The most important words in the part of the coalition agreement between the Likud and the Religious Zionist Party are "in coordination and agreement with the prime minister."
The most contentious issue – and one that could cause the biggest rift with the US and international community – is Israel's policy in the West Bank.
Netanyahu gave Smotrich a foothold in the Defense Ministry, with an RZP minister responsible for settlement in the West Bank who will act – and this is key – "in cooperation and agreement" with Netanyahu.
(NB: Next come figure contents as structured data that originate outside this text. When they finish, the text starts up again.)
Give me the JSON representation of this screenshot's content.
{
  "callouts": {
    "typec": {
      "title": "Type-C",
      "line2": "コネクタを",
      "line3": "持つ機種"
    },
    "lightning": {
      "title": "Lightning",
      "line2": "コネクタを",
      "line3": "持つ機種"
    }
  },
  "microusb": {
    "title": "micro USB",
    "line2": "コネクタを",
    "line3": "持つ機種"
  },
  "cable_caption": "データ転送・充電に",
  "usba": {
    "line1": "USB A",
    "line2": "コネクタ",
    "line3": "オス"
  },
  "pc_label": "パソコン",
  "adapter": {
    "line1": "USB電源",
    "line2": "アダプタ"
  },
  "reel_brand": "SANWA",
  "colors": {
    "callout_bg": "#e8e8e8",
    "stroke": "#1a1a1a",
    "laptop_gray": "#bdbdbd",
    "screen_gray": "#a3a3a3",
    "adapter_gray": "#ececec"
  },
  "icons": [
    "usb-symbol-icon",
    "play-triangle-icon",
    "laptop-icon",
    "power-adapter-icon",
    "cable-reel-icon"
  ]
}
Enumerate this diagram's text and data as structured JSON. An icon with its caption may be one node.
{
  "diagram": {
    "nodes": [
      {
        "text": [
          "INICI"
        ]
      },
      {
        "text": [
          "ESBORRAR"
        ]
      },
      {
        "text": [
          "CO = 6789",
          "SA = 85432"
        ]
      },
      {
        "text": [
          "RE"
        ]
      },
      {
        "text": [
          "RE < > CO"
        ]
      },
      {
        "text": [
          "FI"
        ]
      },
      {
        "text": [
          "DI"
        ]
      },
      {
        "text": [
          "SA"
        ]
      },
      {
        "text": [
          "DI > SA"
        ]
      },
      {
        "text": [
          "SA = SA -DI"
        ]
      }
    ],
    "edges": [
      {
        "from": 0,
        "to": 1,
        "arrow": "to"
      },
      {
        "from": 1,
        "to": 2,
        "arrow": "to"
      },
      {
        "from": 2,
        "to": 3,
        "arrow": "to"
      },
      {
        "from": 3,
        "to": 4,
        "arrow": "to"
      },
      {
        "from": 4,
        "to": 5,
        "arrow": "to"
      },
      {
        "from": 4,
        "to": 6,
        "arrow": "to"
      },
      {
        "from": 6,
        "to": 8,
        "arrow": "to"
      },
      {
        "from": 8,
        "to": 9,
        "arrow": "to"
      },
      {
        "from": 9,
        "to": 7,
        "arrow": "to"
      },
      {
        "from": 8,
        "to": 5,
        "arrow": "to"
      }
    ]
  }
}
This means that every significant decision regarding the West Bank will need Netanyahu's approval. Netanyahu knew that if the full responsibility was given to RZP, it would only be a matter of time until Israel came under attack from its allies – leading to pressure on Netanyahu, ultimately destroying his government and ruining his legacy.
Headaches for Likud
Netanyahu knew that at some point or other this would explode, and therefore managed to completely avoid it by defusing the bomb. The Likud chairman will still have his fair share of headaches because of his coalition partners, but the most painful one was avoided.
This was the primary reason that the talks took so long, and the reason why Netanyahu's negotiating team did everything it could to get Smotrich off the tree he had climbed up – first to give up on becoming defense minister, then to give up on the Civil Administration moving to the Finance Ministry, and finally on the ability to have exclusive rights to decisions over such sensitive matters.
Netanyahu did the exact same thing to Otzma Yehudit’s Itamar Ben-Gvir, who received a fat package, including an enlarged public security ministry that included certain power in the West Bank – with the Judea and Samaria Border Police moving from the Defense Ministry to Ben-Gvir.
Yet a short phrase in that agreement also proved crucial – "the prime minister will form and lead a ministerial committee to regulate the young settlements in the West Bank".
The young settlement issue was crucial to both Ben-Gvir and Smotrich, but, once again, the final say will be Netanyahu's.
Outgoing Finance Minister MK Avigdor Liberman jested on Monday that one thing he could promise was that if Netanyahu stood at the head of the committee, nothing would happen.
Liberman knew what he was talking about. As long as the final decision is Netanyahu's, he will retain control over the most significant decisions in the West Bank – and managed to maneuver both Smotrich and Ben-Gvir in order to achieve this.